When both promoters are activated, both sequences (the blue and the red one) are transcribed. The blue RNA sequence possesses also homology with the red one. But the sequence that can anneal is longer stronger and is therefore more stable than the self annealing of the red sequence. When transcribed, the blue and the red sequences will match together and release the rbs, allowing efficient translation of the recombinase.



Our strategy

These publications "Genetic switchboard for synthetic biology applications" and "Engineered riboregulators enable post-transcriptional control of gene expression"inspired us. We choose to design different riboswitches keeping some sequences from the original one and changing some nucleotides.
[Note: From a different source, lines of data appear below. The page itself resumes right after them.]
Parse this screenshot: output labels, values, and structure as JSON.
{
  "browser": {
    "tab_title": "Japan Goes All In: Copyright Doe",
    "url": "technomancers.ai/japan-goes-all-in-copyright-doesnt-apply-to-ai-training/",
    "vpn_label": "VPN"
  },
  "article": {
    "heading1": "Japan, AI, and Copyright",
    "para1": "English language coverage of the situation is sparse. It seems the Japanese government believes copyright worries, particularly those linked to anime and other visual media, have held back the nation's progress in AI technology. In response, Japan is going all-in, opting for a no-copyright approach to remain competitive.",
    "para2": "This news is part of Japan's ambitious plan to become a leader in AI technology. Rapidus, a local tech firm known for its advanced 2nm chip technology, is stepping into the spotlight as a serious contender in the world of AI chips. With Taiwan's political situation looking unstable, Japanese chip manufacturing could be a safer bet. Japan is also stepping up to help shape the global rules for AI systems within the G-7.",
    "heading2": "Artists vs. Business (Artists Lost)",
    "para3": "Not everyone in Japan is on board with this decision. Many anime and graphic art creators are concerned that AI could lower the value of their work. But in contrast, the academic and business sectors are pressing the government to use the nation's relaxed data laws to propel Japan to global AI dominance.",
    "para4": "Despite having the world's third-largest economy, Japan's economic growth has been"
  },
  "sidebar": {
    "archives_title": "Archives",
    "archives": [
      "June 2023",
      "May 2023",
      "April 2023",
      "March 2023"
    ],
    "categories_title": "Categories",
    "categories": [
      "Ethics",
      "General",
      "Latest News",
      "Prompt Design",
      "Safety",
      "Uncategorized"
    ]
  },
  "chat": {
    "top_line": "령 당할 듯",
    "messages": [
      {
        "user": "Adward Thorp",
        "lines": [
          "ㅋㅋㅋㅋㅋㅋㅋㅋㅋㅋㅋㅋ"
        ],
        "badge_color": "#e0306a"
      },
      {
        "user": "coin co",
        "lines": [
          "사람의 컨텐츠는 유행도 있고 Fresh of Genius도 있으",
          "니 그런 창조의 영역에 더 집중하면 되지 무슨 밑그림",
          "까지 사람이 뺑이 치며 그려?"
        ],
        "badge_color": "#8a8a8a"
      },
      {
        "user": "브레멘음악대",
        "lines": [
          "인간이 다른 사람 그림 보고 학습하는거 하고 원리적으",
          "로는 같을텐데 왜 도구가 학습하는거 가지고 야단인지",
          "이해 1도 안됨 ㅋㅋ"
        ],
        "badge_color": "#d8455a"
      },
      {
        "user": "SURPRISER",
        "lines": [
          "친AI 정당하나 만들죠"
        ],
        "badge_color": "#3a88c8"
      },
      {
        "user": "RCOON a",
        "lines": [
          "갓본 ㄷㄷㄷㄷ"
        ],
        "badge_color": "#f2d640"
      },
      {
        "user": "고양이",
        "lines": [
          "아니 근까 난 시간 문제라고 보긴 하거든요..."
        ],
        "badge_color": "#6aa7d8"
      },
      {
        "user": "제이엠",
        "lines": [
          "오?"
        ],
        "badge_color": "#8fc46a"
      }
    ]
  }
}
This would allow to have one specific riboregulation system for each input, avoiding potential conflicts between riboregulators.

Deeper in the design: RNA secondary structures formation

Here are presented secondary structures of two riboregulators, R0 and R1. The RBS blocking seqence anneals with a strong hairspin to the RBS. The interfering RNA has a free-end sequence complementary to an unlocking sequence of the RBS blocking RNA. When they are both transcribed, the interaction between the two RNAs let free the RBS sequence and the translation is restored.

R0 riboregulator

R0 RBS blocking RNA
The free energy of the thermodynamic ensemble is -10.14 kcal/mol.

R0 interfering RNA
The free energy of the thermodynamic ensemble is -23.27 kcal/mol.



R1 riboregulator

R1 RBS blocking RNA
The free energy of the thermodynamic ensemble is -8.72 kcal/mol.

R1 interfering RNA
The free energy of the thermodynamic ensemble is -24.10 kcal/mol.

Simulation done on RNAfold Webserver.

References:
Gruber AR, Lorenz R, Bernhart SH, Neuböck R, Hofacker IL.
The Vienna RNA Websuite. Nucleic Acids Res. 2008.

RNA parameters are described in:
Mathews DH, Disney MD, Childs JL, Schroeder SJ, Zuker M, Turner DH. (2004) Incorporating chemical modification constraints into a dynamic programming algorithm for prediction of RNA secondary structure. Proc Natl Acad Sci U S A 101(19):7287-92.